Proving a Partial Differential Equation: Is the Sum of Second Derivatives Zero?

[ibysaiyan]

Homework Statement

Hi
I need some help in proving that \partial^2 V / \partial x^2 + \partial^2 V / \partial y^2 = 0 , when V = 1/2ln(x^2+y^2)

Homework Equations

The Attempt at a Solution

For \partial V / \partial x here's what I get: (1/x^2+y^2) *2x*1/2 = x * (x^2+y^2)^-1
and for \partial V / \partial y
(x^2+y^2)^-1 *y ...

As you can see if i differentiate them once , I don't end up with any terms which may cancel each other to get zero..
what am I over looking ? PDE is new to me. I know we keep one variable constant in respect to other,etc..
Thanks

 

[Dick]

Homework Statement

Hi
I need some help in proving that \partial^2 V / \partial x^2 + \partial^2 V / \partial y^2 = 0 , when V = 1/2ln(x^2+y^2)

Homework Equations

The Attempt at a Solution

For \partial V / \partial x here's what I get: (1/x^2+y^2) *2x*1/2 = x * (x^2+y^2)^-1
and for \partial V / \partial y
(x^2+y^2)^-1 *y ...

As you can see if i differentiate them once , I don't end up with any terms which may cancel each other to get zero..
what am I over looking ? PDE is new to me. I know we keep one variable constant in respect to other,etc..
Thanks

The equation has second derivatives of V. Why are you stopping with the first derivative? You were doing fine.

 

[ibysaiyan]

The equation has second derivatives of V. Why are you stopping with the first derivative? You were doing fine.
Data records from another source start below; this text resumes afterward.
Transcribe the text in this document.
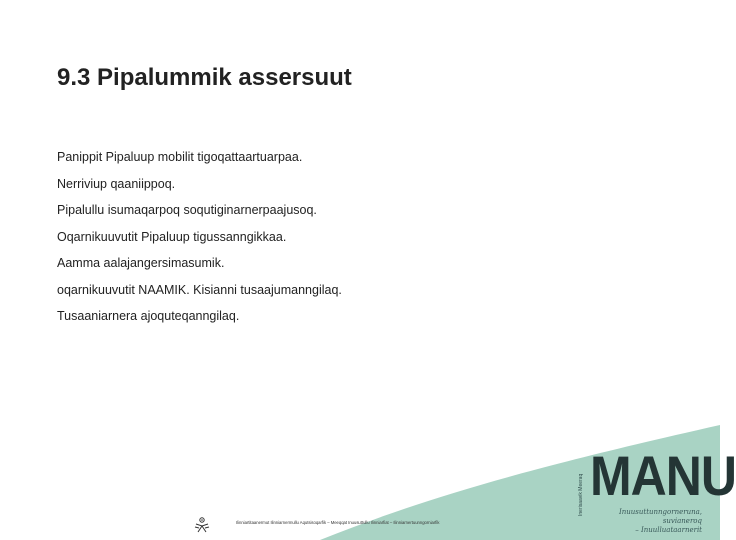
9.3 Pipalummik assersuut
Panippit Pipaluup mobilit tigoqattaartuarpaa.
Nerriviup qaaniippoq.
Pipalullu isumaqarpoq soqutiginarnerpaajusoq.
Oqarnikuuvutit Pipaluup tigussanngikkaa.
Aamma aalajangersimasumik.
oqarnikuuvutit NAAMIK. Kisianni tusaajumanngilaq.
Tusaaniarnera ajoquteqanngilaq.
Inerisaavik Meeraq MANU
Inuusuttunngorneruna, suvianeroq
– Inuulluataarnerit
Ilinniartitaanermut Ilinniarnermullu Aqutsisoqarfik – Meeqqat Inuusuttullu Ilinniarfiat – Ilinniarnertuunngorniarfik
I should have posted my complete answer which I know is wrong...
Here is the second derivative for x , keeping y fixed.

For \partial V / \partial x here's what I get: (1/x^2+y^2) *2x*1/2 = x * (x^2+y^2)^-1

=>
-(x^2+y^2)^-1 * (x^2+y^2)^-2 *2x^2...

Which seems wrong...

 

[Dick]

I should have posted my complete answer which I know is wrong...
Here is the second derivative for x , keeping y fixed.

For \partial V / \partial x here's what I get: (1/x^2+y^2) *2x*1/2 = x * (x^2+y^2)^-1

=>
-(x^2+y^2)^-1 * (x^2+y^2)^-2 *2x^2...

Which seems wrong...

It is wrong. But I can see parts of the right answer in it. Did you use the product rule on the first derivative? Can you show your steps?

 

[ibysaiyan]

It is wrong. But I can see parts of the right answer in it. Did you use the product rule on the first derivative? Can you show your steps?

Yes, that I have. Sure :
Let u = x , v = (x^2+y^2)^-1
Then using product rule :

f'' (x,v) = u' (v) + (u)v' ( Differentiating w.r.t x , keeping y constant)
=>
1* (x^2+y^2)^-1 + x [ -1 ( x^2+y^2)^-2 * 2x) ]


There's something about this expression which makes me think that it's wrong.. ( (x^2+y^2)^-2 , shouldn't the right version be : -1(x^2)^-2 * 2x ?

 

[Dick]

No, it's right. That doesn't look a lot like what you posted before. Were you just being sloppy? Here I'll simplify it a little and translate into TeX:
\frac{1}{(x^2+y^2)}-\frac{2 x^2}{(x^2+y^2)^2}

 

[ibysaiyan]

No, it's right. That doesn't look a lot like what you posted before. Were you just being sloppy? Here I'll simplify it a little and translate into TeX:
\frac{1}{(x^2+y^2)}-\frac{2 x^2}{(x^2+y^2)^2}

Oh silly me.. ok then in that case my second partial derivative of y is :

\frac{1}{(x^2+y^2)}-\frac{2 y^2}{(x^2+y^2)^2}
It still doesn't answer the question.. they want me to prove that the sum of these two derivatives = 0 , am I right ?

 

[Dick]

Oh silly me.. ok then in that case my second partial derivative of y is :

\frac{1}{(x^2+y^2)}-\frac{2 y^2}{(x^2+y^2)^2}
It still doesn't answer the question.. they want me to prove that the sum of these two derivatives = 0 , am I right ?

Yes, prove the sum is zero. Add them and do some algebra. Put stuff over a common denominator.

 

[ibysaiyan]

Yes, prove the sum is zero. Add them and do some algebra. Put stuff over a common denominator.

Oh.. that makes sense.. Thanks for your help!